This is a photo of me working on my last painting, "One Wild & Precious Moment" taken by my oldest daughter, Amy as we hung out in the studio for a brief hour before taking her to the airport. Amy lives across the country from me and I rarely see her these days as she finishes her teaching degree in Kamloops, BC so this was indeed one of those precious moments.

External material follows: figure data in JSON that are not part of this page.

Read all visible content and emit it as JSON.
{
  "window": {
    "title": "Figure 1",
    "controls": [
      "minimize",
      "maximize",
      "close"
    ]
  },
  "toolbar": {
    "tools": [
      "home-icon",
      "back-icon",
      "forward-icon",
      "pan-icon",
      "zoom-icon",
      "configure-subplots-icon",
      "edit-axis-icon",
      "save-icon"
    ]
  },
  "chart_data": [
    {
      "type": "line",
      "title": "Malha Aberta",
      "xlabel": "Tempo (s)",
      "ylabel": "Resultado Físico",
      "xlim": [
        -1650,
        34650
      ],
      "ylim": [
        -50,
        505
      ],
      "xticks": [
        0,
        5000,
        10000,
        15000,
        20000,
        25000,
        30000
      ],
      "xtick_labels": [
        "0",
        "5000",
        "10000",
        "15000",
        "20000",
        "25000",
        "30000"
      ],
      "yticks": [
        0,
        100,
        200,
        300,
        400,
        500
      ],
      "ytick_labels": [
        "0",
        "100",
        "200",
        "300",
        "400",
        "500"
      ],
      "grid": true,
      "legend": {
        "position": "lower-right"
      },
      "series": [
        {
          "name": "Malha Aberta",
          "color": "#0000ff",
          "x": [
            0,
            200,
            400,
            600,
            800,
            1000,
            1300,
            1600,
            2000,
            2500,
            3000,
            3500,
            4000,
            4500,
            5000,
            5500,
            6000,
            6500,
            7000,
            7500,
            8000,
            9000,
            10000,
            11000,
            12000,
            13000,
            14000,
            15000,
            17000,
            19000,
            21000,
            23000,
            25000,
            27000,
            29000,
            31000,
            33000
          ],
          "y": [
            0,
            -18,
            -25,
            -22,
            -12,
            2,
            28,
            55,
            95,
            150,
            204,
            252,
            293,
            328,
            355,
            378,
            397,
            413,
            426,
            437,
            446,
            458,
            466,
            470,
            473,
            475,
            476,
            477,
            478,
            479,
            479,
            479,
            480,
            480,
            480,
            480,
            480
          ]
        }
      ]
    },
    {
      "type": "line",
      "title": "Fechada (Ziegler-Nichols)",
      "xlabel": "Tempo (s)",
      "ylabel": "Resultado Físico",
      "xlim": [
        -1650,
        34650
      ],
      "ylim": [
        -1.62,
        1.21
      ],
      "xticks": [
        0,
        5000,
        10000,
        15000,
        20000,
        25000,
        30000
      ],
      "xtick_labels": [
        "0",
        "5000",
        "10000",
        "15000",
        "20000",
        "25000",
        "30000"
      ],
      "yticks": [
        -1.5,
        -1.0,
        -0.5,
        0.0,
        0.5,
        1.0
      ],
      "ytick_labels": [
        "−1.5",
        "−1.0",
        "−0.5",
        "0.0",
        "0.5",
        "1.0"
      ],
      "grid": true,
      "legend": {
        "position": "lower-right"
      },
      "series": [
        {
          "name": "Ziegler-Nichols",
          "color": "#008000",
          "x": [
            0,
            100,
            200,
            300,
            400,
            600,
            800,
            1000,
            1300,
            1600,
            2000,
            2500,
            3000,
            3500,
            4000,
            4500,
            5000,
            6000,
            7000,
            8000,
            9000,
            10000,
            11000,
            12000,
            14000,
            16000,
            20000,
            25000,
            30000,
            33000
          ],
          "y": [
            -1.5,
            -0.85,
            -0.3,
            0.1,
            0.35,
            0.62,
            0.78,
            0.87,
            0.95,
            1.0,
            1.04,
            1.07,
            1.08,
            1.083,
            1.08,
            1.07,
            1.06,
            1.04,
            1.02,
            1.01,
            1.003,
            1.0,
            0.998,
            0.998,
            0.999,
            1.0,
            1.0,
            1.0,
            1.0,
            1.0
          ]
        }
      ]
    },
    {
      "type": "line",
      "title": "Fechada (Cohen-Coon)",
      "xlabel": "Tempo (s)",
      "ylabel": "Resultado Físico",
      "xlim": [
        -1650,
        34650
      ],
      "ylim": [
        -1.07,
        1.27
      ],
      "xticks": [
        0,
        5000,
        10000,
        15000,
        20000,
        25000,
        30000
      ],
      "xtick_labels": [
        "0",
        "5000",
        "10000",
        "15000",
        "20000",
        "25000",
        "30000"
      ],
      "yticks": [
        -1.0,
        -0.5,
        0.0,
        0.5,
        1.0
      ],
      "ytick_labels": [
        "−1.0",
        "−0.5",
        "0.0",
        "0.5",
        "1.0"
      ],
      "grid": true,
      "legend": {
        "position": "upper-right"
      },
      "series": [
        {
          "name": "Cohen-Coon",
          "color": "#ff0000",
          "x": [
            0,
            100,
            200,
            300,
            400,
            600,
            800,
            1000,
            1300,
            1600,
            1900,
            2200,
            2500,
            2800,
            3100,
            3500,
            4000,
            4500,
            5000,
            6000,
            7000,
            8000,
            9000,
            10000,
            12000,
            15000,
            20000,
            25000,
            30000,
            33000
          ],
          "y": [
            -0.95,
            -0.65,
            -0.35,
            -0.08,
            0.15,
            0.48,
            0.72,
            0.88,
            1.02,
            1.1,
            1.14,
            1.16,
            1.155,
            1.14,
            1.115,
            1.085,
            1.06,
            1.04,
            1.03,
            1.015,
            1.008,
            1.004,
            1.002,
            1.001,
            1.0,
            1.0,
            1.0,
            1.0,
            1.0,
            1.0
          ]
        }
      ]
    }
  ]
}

I was keenly aware that Amy would be leaving again shortly. After having spent a glorious ten days traipsing across Italy with her, this was a beautiful gift to have her resting on the couch while I returned to my "ordinary" daily life in the studio. While the music of her ipod filled the studio, my body relaxed into the finishing touches of a painting that I felt was both successful and succinct in expressing my inward landscape of tumultuous and ephemeral joy. The title for the painting is inspired by Mary Oliver's delightful poem "Summer Day" where the act of attention is a form of prayer.
Who made the world?
Who made the swan, and the black bear?
Who made the grasshopper?
This grasshopper, I mean-- the one who has flung herself out of the grass,
the one who is eating sugar out of my hand,
who is moving her jaws back and forth instead of up and down--
who is gazing around with her enormous and complicated eyes.
Now she lifts her pale forearms and thoroughly washes her face.
Now she snaps her wings open, and floats away.
I don't know exactly what a prayer is.
I do know how to pay attention, how to fall down
into the grass, how to kneel down in the grass,
how to be idle and blessed, how to stroll through the fields,
which is what I have been doing all day.
Tell me, what else should I have done?
Doesn't everything die at last, and too soon?
Tell me, what is it you plan to do
with your one wild and precious life?
Mary Oliver, The House Light Beacon Press Boston, 1990.